Boots has nearly doubled the value of its proposed pay package for employees as remuneration negotiations continue, the Pharmacists’ Defence Association Union (PDAU) has said.
The offer comes after negotiations over employees’ pay were referred to the Advisory, Conciliation and Arbitration Service (ACAS) on 18 November 2021.
In October 2021, the PDAU, which has represented the 6,000 pharmacists employed by Boots since July 2019, said the multiple had offered its employees a pay package valued by Boots at 3.25%.
However, the package, which included a 2% pay increase, was “overwhelmingly” rejected by Boots pharmacists.
In a statement to The Pharmaceutical Journal on 6 December 2021, Paul Day, director of the PDAU, said the multiple’s pay offer “is always going to be more than the universal rate of increase on pay, and our original claim, and the company’s offers talk about other aspects too”.
“The other aspects of the company’s [new] offer make the total cost to them … almost twice the cost of their initial position at the start of the talks,” Day said.
“However, for most pharmacists within the bargaining unit, it still means another sub-inflation increase and therefore a further reduction in the purchasing power of their reward, even though for some the offer, if implemented, would be higher than that.”
He added that the offer is “now with PDA members at Boots to collectively determine the union’s response”.
The PDAU has previously said it aims to secure an increase in pay above inflation for everyone covered by the negotiations and warned that PDA members at Boots could consider industrial action in response to the multiple’s pay offer.
“Obviously patient safety will always come first for health professionals, but other professions have found ways to take action and, although this would be a first for pharmacists at Boots, it must be possible,” Day said.

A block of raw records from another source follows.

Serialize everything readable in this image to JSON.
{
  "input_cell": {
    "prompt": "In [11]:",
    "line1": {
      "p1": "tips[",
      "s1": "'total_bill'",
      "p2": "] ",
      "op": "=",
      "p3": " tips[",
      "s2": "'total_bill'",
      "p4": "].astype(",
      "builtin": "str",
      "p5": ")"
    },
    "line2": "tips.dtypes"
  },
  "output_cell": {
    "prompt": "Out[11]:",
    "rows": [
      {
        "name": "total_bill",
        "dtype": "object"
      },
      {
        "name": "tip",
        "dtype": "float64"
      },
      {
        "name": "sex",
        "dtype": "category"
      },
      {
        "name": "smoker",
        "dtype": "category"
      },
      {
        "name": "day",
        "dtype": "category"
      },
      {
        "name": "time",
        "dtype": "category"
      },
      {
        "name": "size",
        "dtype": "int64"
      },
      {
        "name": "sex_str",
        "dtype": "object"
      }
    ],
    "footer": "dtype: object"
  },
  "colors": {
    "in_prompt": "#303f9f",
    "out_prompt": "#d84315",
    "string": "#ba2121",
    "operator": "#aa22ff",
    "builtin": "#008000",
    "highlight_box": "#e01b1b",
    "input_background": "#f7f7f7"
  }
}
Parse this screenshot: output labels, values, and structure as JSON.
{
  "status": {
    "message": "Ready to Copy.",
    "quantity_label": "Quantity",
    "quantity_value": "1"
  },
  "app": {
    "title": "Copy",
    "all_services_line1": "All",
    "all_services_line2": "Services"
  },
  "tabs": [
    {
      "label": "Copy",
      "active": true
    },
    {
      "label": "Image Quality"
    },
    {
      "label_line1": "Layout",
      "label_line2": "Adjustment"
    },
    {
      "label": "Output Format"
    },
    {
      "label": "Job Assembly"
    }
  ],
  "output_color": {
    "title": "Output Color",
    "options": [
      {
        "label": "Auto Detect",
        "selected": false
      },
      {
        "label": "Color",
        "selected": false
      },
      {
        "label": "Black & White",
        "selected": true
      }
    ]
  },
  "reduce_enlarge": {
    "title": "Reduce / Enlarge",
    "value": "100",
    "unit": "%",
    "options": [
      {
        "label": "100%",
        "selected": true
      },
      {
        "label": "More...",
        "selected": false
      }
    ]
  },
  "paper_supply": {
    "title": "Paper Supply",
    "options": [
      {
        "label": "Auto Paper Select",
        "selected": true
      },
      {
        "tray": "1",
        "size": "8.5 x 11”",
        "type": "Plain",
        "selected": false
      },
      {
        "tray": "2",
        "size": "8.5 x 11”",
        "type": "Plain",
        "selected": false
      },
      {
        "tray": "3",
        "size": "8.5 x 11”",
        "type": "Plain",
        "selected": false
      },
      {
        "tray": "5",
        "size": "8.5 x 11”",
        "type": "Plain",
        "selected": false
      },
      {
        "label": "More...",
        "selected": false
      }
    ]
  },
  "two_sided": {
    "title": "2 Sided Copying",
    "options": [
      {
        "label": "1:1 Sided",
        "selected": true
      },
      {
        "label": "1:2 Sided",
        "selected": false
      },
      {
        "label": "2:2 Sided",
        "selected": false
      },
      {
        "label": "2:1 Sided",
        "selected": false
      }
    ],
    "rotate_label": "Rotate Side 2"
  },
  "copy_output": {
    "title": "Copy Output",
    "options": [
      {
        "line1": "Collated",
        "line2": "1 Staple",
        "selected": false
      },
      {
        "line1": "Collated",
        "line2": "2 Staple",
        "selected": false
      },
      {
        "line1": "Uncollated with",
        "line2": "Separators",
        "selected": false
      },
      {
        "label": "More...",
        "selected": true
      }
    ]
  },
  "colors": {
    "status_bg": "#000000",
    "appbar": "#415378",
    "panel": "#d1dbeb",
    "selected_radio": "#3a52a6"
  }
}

“If workers withdraw their labour and go on strike, they are obviously not paid and so lose income. However, other forms of industrial action can be along the lines of strictly enforcing rules without the added flexibility that workers normally give to their employers, [the] so called ‘work to rule’.”
The Guild of Healthcare Pharmacists, which represents hospital pharmacists, told The Pharmaceutical Journal in October 2021 that it would encourage its members to join any industrial action over the government’s offer of a 3% pay rise for NHS staff.
A spokesperson for Boots said it did not want to provide a comment while the negotiations process was ongoing.